Чувство, видение улетучились; только на обратном пути, в вечернем автобусе во Львов, у меня возникло ощущение сродни тому, что бывает накануне болезни; это еще даже не первые ее признаки, а лишь странная мимолетная мнительность – словно внутри в теле что-то переменилось, а ты еще об этом не знаешь. Что-то переменилось; если бы я не стал рассказывать таможенникам легенду, то ничего не было бы; но я стал.

Я подумал – а не взять ли билет на ближайший рейс, не улететь ли сразу в ночь назад в Москву?
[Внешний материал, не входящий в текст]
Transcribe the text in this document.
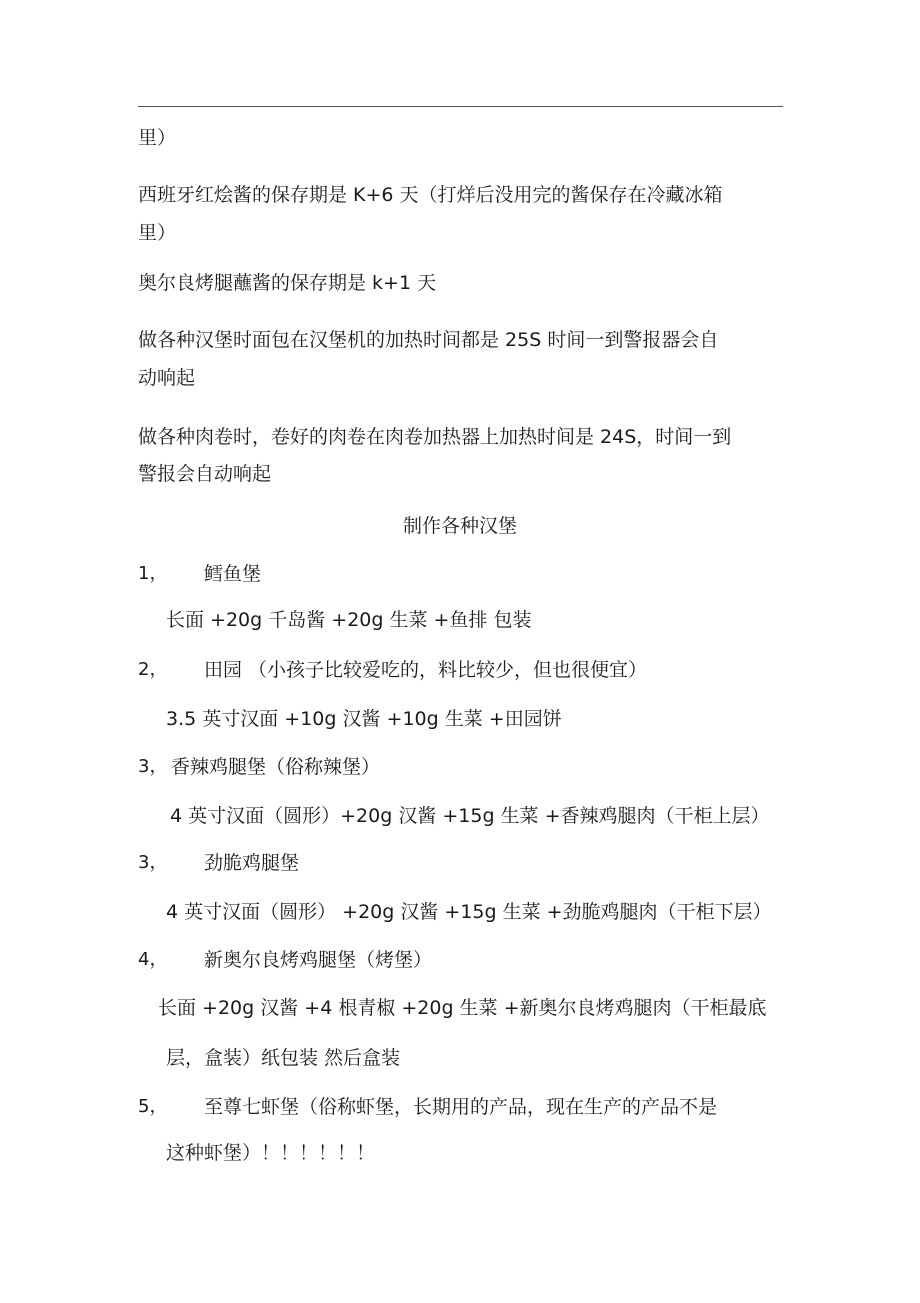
里）
西班牙红烩酱的保存期是 K+6 天（打烊后没用完的酱保存在冷藏冰箱
里）
奥尔良烤腿蘸酱的保存期是 k+1 天
做各种汉堡时面包在汉堡机的加热时间都是 25S 时间一到警报器会自
动响起
做各种肉卷时，卷好的肉卷在肉卷加热器上加热时间是 24S，时间一到
警报会自动响起
制作各种汉堡
1， 鳕鱼堡
长面 +20g 千岛酱 +20g 生菜 +鱼排 包装
2， 田园 （小孩子比较爱吃的，料比较少，但也很便宜）
3.5 英寸汉面 +10g 汉酱 +10g 生菜 +田园饼
3， 香辣鸡腿堡（俗称辣堡）
4 英寸汉面（圆形）+20g 汉酱 +15g 生菜 +香辣鸡腿肉（干柜上层）
3， 劲脆鸡腿堡
4 英寸汉面（圆形） +20g 汉酱 +15g 生菜 +劲脆鸡腿肉（干柜下层）
4， 新奥尔良烤鸡腿堡（烤堡）
长面 +20g 汉酱 +4 根青椒 +20g 生菜 +新奥尔良烤鸡腿肉（干柜最底
层，盒装）纸包装 然后盒装
5， 至尊七虾堡（俗称虾堡，长期用的产品，现在生产的产品不是
这种虾堡）！！！！！！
Но все же отправился бродить в сумерках по Старому городу Львова.

То ли так уложена была там брусчатка, то ли так звучала почва, но, когда проходил маленький трамвайчик, казалось, вот-вот начнут шататься дома: весь город словно склад старой мебели на чердаке, вынь одно – и рухнет все; или – город будто изрыт ходами, зримыми и незримыми, иные парадные ведут сквозь время; и столько тут этих тайных нор, что реальность уже как дерево, погрызенное жуком-древоточцем.

Я увидел, как мужчина прикуривает от спички, прикрыв сигарету от ветра воротником плаща, и сами собой в голове сложились строчки:

Всякий будильник мечтает о проводе и динамите,Каждая спичка желает встретить бикфордов шнур…
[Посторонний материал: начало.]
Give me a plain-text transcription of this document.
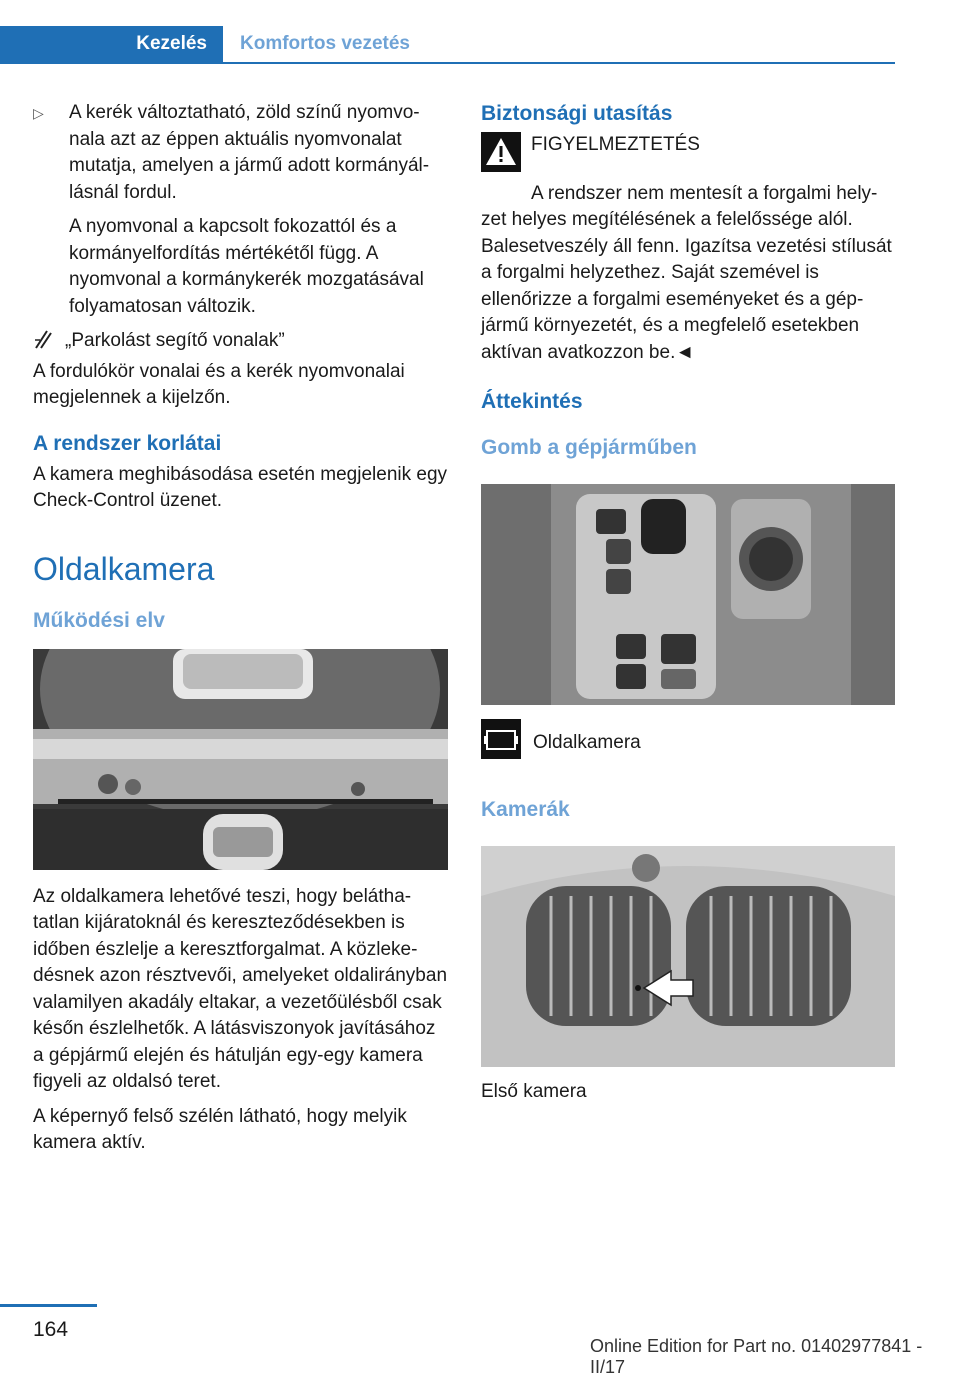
Kezelés	Komfortos vezetés

▷ A kerék változtatható, zöld színű nyomvonala azt az éppen aktuális nyomvonalat mutatja, amelyen a jármű adott kormányállásnál fordul.

A nyomvonal a kapcsolt fokozattól és a kormányelfordítás mértékétől függ. A nyomvonal a kormánykerék mozgatásával folyamatosan változik.

„Parkolást segítő vonalak”

A fordulókör vonalai és a kerék nyomvonalai megjelennek a kijelzőn.

A rendszer korlátai

A kamera meghibásodása esetén megjelenik egy Check-Control üzenet.

Oldalkamera
Működési elv

Az oldalkamera lehetővé teszi, hogy beláthatatlan kijáratoknál és kereszteződésekben is időben észlelje a keresztforgalmat. A közlekedésnek azon résztvevői, amelyeket oldalirányban valamilyen akadály eltakar, a vezetőülésből csak későn észlelhetők. A látásviszonyok javításához a gépjármű elején és hátulján egy-egy kamera figyeli az oldalsó teret.

A képernyő felső szélén látható, hogy melyik kamera aktív.

Biztonsági utasítás
FIGYELMEZTETÉS

A rendszer nem mentesít a forgalmi helyzet helyes megítélésének a felelőssége alól. Balesetveszély áll fenn. Igazítsa vezetési stílusát a forgalmi helyzethez. Saját szemével is ellenőrizze a forgalmi eseményeket és a gépjármű környezetét, és a megfelelő esetekben aktívan avatkozzon be.◄

Áttekintés
Gomb a gépjárműben
Oldalkamera
Kamerák

Első kamera

164
Online Edition for Part no. 01402977841 - II/17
Террористы, заговорщики – этот город с его подвалами, чердаками, темными извилистыми улицами, глубокими тенями словно сам порождал их, размножал в стеклах витрин подозрительные фигуры; ты смотрел вдаль по улице – и словно уже целился в кого-то. Отстроенный Польшей и Австро-Венгрией, он попирал каменной тяжестью местную почву – и почва отвечала взаимной неприязнью, проваливалась, просаживалась, колобродила, вспучивала фундаменты; в каждом сыром углу, под сенью парков, жил мрачный земляной дух.

Как фантомы, как порождения этого духа вновь возникли имена Бандеры и других украинских националистов времен войны; пятьдесят лет они были запретными – и вернулись с такой легкостью, словно СССР вообще не существовало, не лежала на них печать молчания. В их честь уже переименовали улицы, им собирались ставить памятники; но какими ожесточенными возвратились они из забвения! Изгнанные вернулись с желанием мести. «Интересно, – думал я, – а с чем вернулся бы дед Михаил? Затаил ли он зло на бабушку Таню? Велико ли это зло? Существует до сих пор или уже рассеяно?»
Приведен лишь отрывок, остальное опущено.